Além disso, o Brasil ainda enfrenta índices preocupantes de mortalidade materna. Segundo dados preliminares de 2024, a taxa foi de 50,57 óbitos para cada 100 mil nascidos vivos — número que permanece acima da meta estabelecida pelo país para 2030, de 30 mortes por 100 mil nascimentos. Mesmo com avanços recentes, o dado revela que o país segue falhando em garantir condições seguras e equitativas de gestação e parto, especialmente entre as mulheres mais jovens e vulneráveis.
O discurso da “proteção ao nascituro” esconde uma contradição profunda. O mesmo país que agora discute a “inviolabilidade do direito ao nascimento” tem um sistema de saúde que ainda não assegura pré-natal adequado, uma rede de proteção que falha em identificar meninas vítimas de violência sexual e uma estrutura que não garante que essas crianças tenham direito a viver com dignidade. Proteger a vida não pode significar condenar meninas a perder a própria infância.

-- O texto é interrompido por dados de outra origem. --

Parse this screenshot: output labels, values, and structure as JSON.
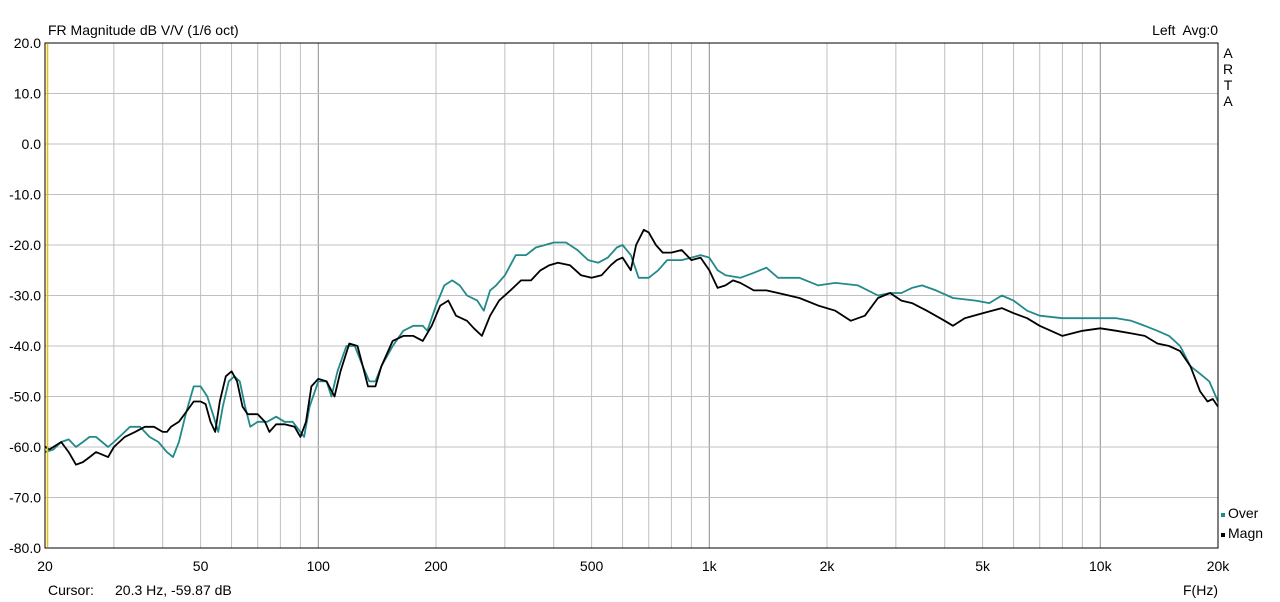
{
  "chart_data": {
    "type": "line",
    "title": "FR Magnitude dB V/V (1/6 oct)",
    "top_right_label": "Left  Avg:0",
    "watermark": [
      "A",
      "R",
      "T",
      "A"
    ],
    "xlabel": "F(Hz)",
    "ylabel": "",
    "x_scale": "log",
    "xlim": [
      20,
      20000
    ],
    "ylim": [
      -80,
      20
    ],
    "grid": true,
    "x_tick_labels": [
      {
        "v": 20,
        "t": "20"
      },
      {
        "v": 50,
        "t": "50"
      },
      {
        "v": 100,
        "t": "100"
      },
      {
        "v": 200,
        "t": "200"
      },
      {
        "v": 500,
        "t": "500"
      },
      {
        "v": 1000,
        "t": "1k"
      },
      {
        "v": 2000,
        "t": "2k"
      },
      {
        "v": 5000,
        "t": "5k"
      },
      {
        "v": 10000,
        "t": "10k"
      },
      {
        "v": 20000,
        "t": "20k"
      }
    ],
    "y_tick_labels": [
      {
        "v": 20,
        "t": "20.0"
      },
      {
        "v": 10,
        "t": "10.0"
      },
      {
        "v": 0,
        "t": "0.0"
      },
      {
        "v": -10,
        "t": "-10.0"
      },
      {
        "v": -20,
        "t": "-20.0"
      },
      {
        "v": -30,
        "t": "-30.0"
      },
      {
        "v": -40,
        "t": "-40.0"
      },
      {
        "v": -50,
        "t": "-50.0"
      },
      {
        "v": -60,
        "t": "-60.0"
      },
      {
        "v": -70,
        "t": "-70.0"
      },
      {
        "v": -80,
        "t": "-80.0"
      }
    ],
    "cursor_label": "Cursor:",
    "cursor_value": "20.3 Hz, -59.87 dB",
    "legend_position": "bottom-right",
    "colors": {
      "grid": "#c0c0c0",
      "major_grid": "#8c8c8c",
      "cursor": "#e6c200"
    },
    "series": [
      {
        "name": "Over",
        "color": "#23898a",
        "points": [
          [
            20,
            -61
          ],
          [
            21,
            -60.5
          ],
          [
            22,
            -59
          ],
          [
            23,
            -58.5
          ],
          [
            24,
            -60
          ],
          [
            25,
            -59
          ],
          [
            26,
            -58
          ],
          [
            27,
            -58
          ],
          [
            28,
            -59
          ],
          [
            29,
            -60
          ],
          [
            30,
            -59
          ],
          [
            31,
            -58
          ],
          [
            33,
            -56
          ],
          [
            35,
            -56
          ],
          [
            37,
            -58
          ],
          [
            39,
            -59
          ],
          [
            41,
            -61
          ],
          [
            42.5,
            -62
          ],
          [
            44,
            -59
          ],
          [
            46,
            -53
          ],
          [
            48,
            -48
          ],
          [
            50,
            -48
          ],
          [
            52,
            -50
          ],
          [
            54,
            -54
          ],
          [
            55.5,
            -57
          ],
          [
            57,
            -52
          ],
          [
            59,
            -47
          ],
          [
            61,
            -46
          ],
          [
            63,
            -47
          ],
          [
            65,
            -52
          ],
          [
            67,
            -56
          ],
          [
            70,
            -55
          ],
          [
            74,
            -55
          ],
          [
            78,
            -54
          ],
          [
            82,
            -55
          ],
          [
            86,
            -55
          ],
          [
            90,
            -57
          ],
          [
            92,
            -58
          ],
          [
            95,
            -52
          ],
          [
            100,
            -47
          ],
          [
            105,
            -47
          ],
          [
            108,
            -50
          ],
          [
            112,
            -45
          ],
          [
            118,
            -40
          ],
          [
            124,
            -40
          ],
          [
            130,
            -44
          ],
          [
            135,
            -47
          ],
          [
            140,
            -47
          ],
          [
            145,
            -44
          ],
          [
            155,
            -40
          ],
          [
            165,
            -37
          ],
          [
            175,
            -36
          ],
          [
            185,
            -36
          ],
          [
            190,
            -37
          ],
          [
            200,
            -32
          ],
          [
            210,
            -28
          ],
          [
            220,
            -27
          ],
          [
            230,
            -28
          ],
          [
            240,
            -30
          ],
          [
            255,
            -31
          ],
          [
            265,
            -33
          ],
          [
            275,
            -29
          ],
          [
            285,
            -28
          ],
          [
            300,
            -26
          ],
          [
            320,
            -22
          ],
          [
            340,
            -22
          ],
          [
            360,
            -20.5
          ],
          [
            380,
            -20
          ],
          [
            400,
            -19.5
          ],
          [
            430,
            -19.5
          ],
          [
            460,
            -21
          ],
          [
            490,
            -23
          ],
          [
            520,
            -23.5
          ],
          [
            550,
            -22.5
          ],
          [
            580,
            -20.5
          ],
          [
            600,
            -20
          ],
          [
            630,
            -22
          ],
          [
            660,
            -26.5
          ],
          [
            700,
            -26.5
          ],
          [
            740,
            -25
          ],
          [
            780,
            -23
          ],
          [
            850,
            -23
          ],
          [
            900,
            -22.5
          ],
          [
            950,
            -22
          ],
          [
            1000,
            -22.5
          ],
          [
            1050,
            -25
          ],
          [
            1100,
            -26
          ],
          [
            1200,
            -26.5
          ],
          [
            1300,
            -25.5
          ],
          [
            1400,
            -24.5
          ],
          [
            1500,
            -26.5
          ],
          [
            1700,
            -26.5
          ],
          [
            1900,
            -28
          ],
          [
            2100,
            -27.5
          ],
          [
            2400,
            -28
          ],
          [
            2700,
            -30
          ],
          [
            2900,
            -29.5
          ],
          [
            3100,
            -29.5
          ],
          [
            3300,
            -28.5
          ],
          [
            3500,
            -28
          ],
          [
            3800,
            -29
          ],
          [
            4200,
            -30.5
          ],
          [
            4800,
            -31
          ],
          [
            5200,
            -31.5
          ],
          [
            5600,
            -30
          ],
          [
            6000,
            -31
          ],
          [
            6500,
            -33
          ],
          [
            7000,
            -34
          ],
          [
            8000,
            -34.5
          ],
          [
            9000,
            -34.5
          ],
          [
            10000,
            -34.5
          ],
          [
            11000,
            -34.5
          ],
          [
            12000,
            -35
          ],
          [
            13000,
            -36
          ],
          [
            14000,
            -37
          ],
          [
            15000,
            -38
          ],
          [
            16000,
            -40
          ],
          [
            17000,
            -44
          ],
          [
            18000,
            -45.5
          ],
          [
            19000,
            -47
          ],
          [
            20000,
            -51
          ]
        ]
      },
      {
        "name": "Magn",
        "color": "#000000",
        "points": [
          [
            20,
            -59.9
          ],
          [
            20.5,
            -60.5
          ],
          [
            21,
            -60
          ],
          [
            22,
            -59
          ],
          [
            23,
            -61
          ],
          [
            24,
            -63.5
          ],
          [
            25,
            -63
          ],
          [
            26,
            -62
          ],
          [
            27,
            -61
          ],
          [
            28,
            -61.5
          ],
          [
            29,
            -62
          ],
          [
            30,
            -60
          ],
          [
            32,
            -58
          ],
          [
            34,
            -57
          ],
          [
            36,
            -56
          ],
          [
            38,
            -56
          ],
          [
            40,
            -57
          ],
          [
            41,
            -57
          ],
          [
            42,
            -56
          ],
          [
            44,
            -55
          ],
          [
            46,
            -53
          ],
          [
            48,
            -51
          ],
          [
            50,
            -51
          ],
          [
            51.5,
            -51.5
          ],
          [
            53,
            -55
          ],
          [
            54.5,
            -57
          ],
          [
            56,
            -51
          ],
          [
            58,
            -46
          ],
          [
            60,
            -45
          ],
          [
            62,
            -47
          ],
          [
            64,
            -52
          ],
          [
            66,
            -53.5
          ],
          [
            70,
            -53.5
          ],
          [
            73,
            -55
          ],
          [
            75,
            -57
          ],
          [
            78,
            -55.5
          ],
          [
            82,
            -55.5
          ],
          [
            87,
            -56
          ],
          [
            90,
            -58
          ],
          [
            93,
            -55
          ],
          [
            96,
            -48
          ],
          [
            100,
            -46.5
          ],
          [
            105,
            -47
          ],
          [
            110,
            -50
          ],
          [
            114,
            -45
          ],
          [
            120,
            -39.5
          ],
          [
            126,
            -40
          ],
          [
            130,
            -44
          ],
          [
            134,
            -48
          ],
          [
            140,
            -48
          ],
          [
            145,
            -44
          ],
          [
            155,
            -39
          ],
          [
            165,
            -38
          ],
          [
            175,
            -38
          ],
          [
            185,
            -39
          ],
          [
            195,
            -36
          ],
          [
            205,
            -32
          ],
          [
            215,
            -31
          ],
          [
            225,
            -34
          ],
          [
            240,
            -35
          ],
          [
            250,
            -36.5
          ],
          [
            262,
            -38
          ],
          [
            275,
            -34
          ],
          [
            290,
            -31
          ],
          [
            310,
            -29
          ],
          [
            330,
            -27
          ],
          [
            350,
            -27
          ],
          [
            370,
            -25
          ],
          [
            390,
            -24
          ],
          [
            410,
            -23.5
          ],
          [
            440,
            -24
          ],
          [
            470,
            -26
          ],
          [
            500,
            -26.5
          ],
          [
            530,
            -26
          ],
          [
            560,
            -24
          ],
          [
            580,
            -23
          ],
          [
            600,
            -22.5
          ],
          [
            630,
            -25
          ],
          [
            650,
            -20
          ],
          [
            680,
            -17
          ],
          [
            700,
            -17.5
          ],
          [
            730,
            -20
          ],
          [
            760,
            -21.5
          ],
          [
            800,
            -21.5
          ],
          [
            850,
            -21
          ],
          [
            900,
            -23
          ],
          [
            950,
            -22.5
          ],
          [
            1000,
            -25
          ],
          [
            1050,
            -28.5
          ],
          [
            1100,
            -28
          ],
          [
            1150,
            -27
          ],
          [
            1200,
            -27.5
          ],
          [
            1300,
            -29
          ],
          [
            1400,
            -29
          ],
          [
            1500,
            -29.5
          ],
          [
            1700,
            -30.5
          ],
          [
            1900,
            -32
          ],
          [
            2100,
            -33
          ],
          [
            2300,
            -35
          ],
          [
            2500,
            -34
          ],
          [
            2700,
            -30.5
          ],
          [
            2900,
            -29.5
          ],
          [
            3100,
            -31
          ],
          [
            3300,
            -31.5
          ],
          [
            3600,
            -33
          ],
          [
            4000,
            -35
          ],
          [
            4200,
            -36
          ],
          [
            4500,
            -34.5
          ],
          [
            5000,
            -33.5
          ],
          [
            5600,
            -32.5
          ],
          [
            6000,
            -33.5
          ],
          [
            6500,
            -34.5
          ],
          [
            7000,
            -36
          ],
          [
            8000,
            -38
          ],
          [
            9000,
            -37
          ],
          [
            10000,
            -36.5
          ],
          [
            11000,
            -37
          ],
          [
            12000,
            -37.5
          ],
          [
            13000,
            -38
          ],
          [
            14000,
            -39.5
          ],
          [
            15000,
            -40
          ],
          [
            16000,
            -41
          ],
          [
            17000,
            -44
          ],
          [
            18000,
            -49
          ],
          [
            18800,
            -51
          ],
          [
            19400,
            -50.5
          ],
          [
            20000,
            -52
          ]
        ]
      }
    ]
  }
}
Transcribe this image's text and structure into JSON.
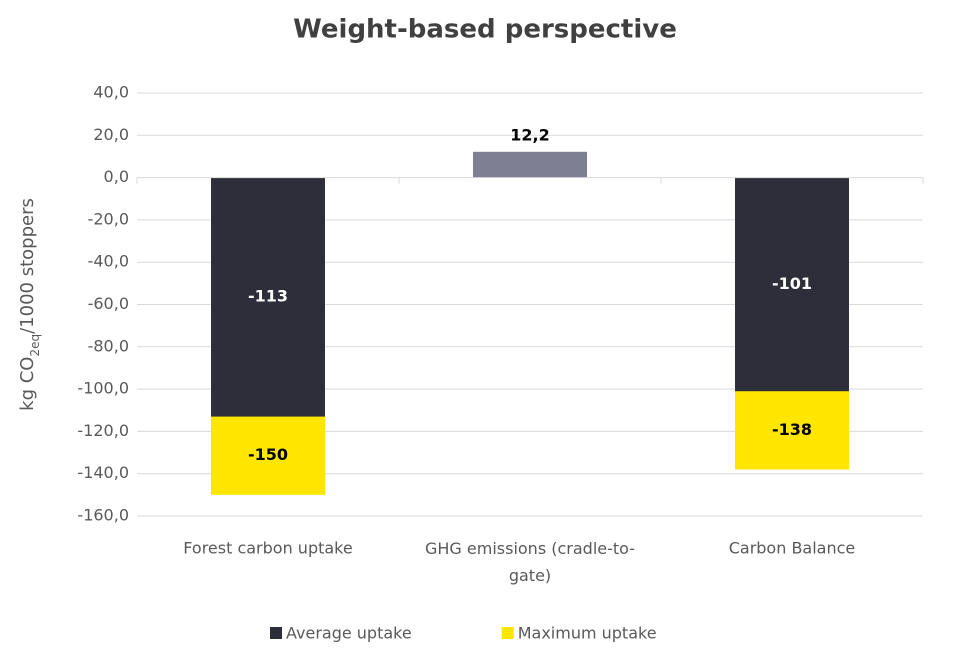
{
  "chart_data": {
    "type": "bar",
    "overlap": true,
    "title": "Weight-based perspective",
    "y_label": [
      "kg CO",
      "2eq",
      "/1000 stoppers"
    ],
    "categories": [
      "Forest carbon uptake",
      "GHG emissions (cradle-to-gate)",
      "Carbon Balance"
    ],
    "series": [
      {
        "name": "Maximum uptake",
        "color": "#ffe600",
        "values": [
          -150,
          null,
          -138
        ],
        "value_labels": [
          "-150",
          null,
          "-138"
        ]
      },
      {
        "name": "Average uptake",
        "color": "#2e2e3a",
        "colors": [
          "#2e2e3a",
          "#7f7f93",
          "#2e2e3a"
        ],
        "values": [
          -113,
          12.2,
          -101
        ],
        "value_labels": [
          "-113",
          "12,2",
          "-101"
        ]
      }
    ],
    "legend_order": [
      1,
      0
    ],
    "legend": "bottom",
    "ylim": [
      -160,
      40
    ],
    "yticks": [
      {
        "value": -160,
        "label": "-160,0"
      },
      {
        "value": -140,
        "label": "-140,0"
      },
      {
        "value": -120,
        "label": "-120,0"
      },
      {
        "value": -100,
        "label": "-100,0"
      },
      {
        "value": -80,
        "label": "-80,0"
      },
      {
        "value": -60,
        "label": "-60,0"
      },
      {
        "value": -40,
        "label": "-40,0"
      },
      {
        "value": -20,
        "label": "-20,0"
      },
      {
        "value": 0,
        "label": "0,0"
      },
      {
        "value": 20,
        "label": "20,0"
      },
      {
        "value": 40,
        "label": "40,0"
      }
    ],
    "grid": true
  }
}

A aprovação desse projeto pela Câmara ocorreu justamente em outubro, mês em que o mundo celebrou, no dia 11, o Dia Internacional das Meninas, uma data criada pela ONU para reforçar a urgência de garantir que meninas cresçam livres de violências, com acesso à educação, à saúde e a oportunidades iguais. O contraste entre o simbolismo da data e a aprovação de um projeto como o PL 2.524 revela o abismo entre o discurso e a prática na proteção dos direitos das meninas no Brasil.
A Plan International Brasil, que atua há quase 30 anos pela igualdade de gênero e pelos direitos das crianças e adolescentes, vê com enorme preocupação a tramitação dessa proposta. A pressa em aprovar um texto tão sensível, sem diálogo com a sociedade civil e sem escuta das vozes femininas no Parlamento, revela o quanto o país ainda resiste a enxergar meninas e mulheres como sujeitos de direitos.
O Senado ainda tem a chance de corrigir esse curso. O PL 2.524 seguirá para as Comissões de Assuntos Sociais e de Constituição e Justiça. Que essas próximas etapas não repitam o silêncio da última semana. Que sejam espaços de debate, de ciência, de escuta às vítimas e de compromisso com a dignidade humana.
Mais do que discutir semanas de gestação, o Brasil precisa discutir o tempo que ainda falta para garantir que nenhuma menina seja violentada, silenciada ou forçada a ser mãe. É desse debate que o país não pode fugir!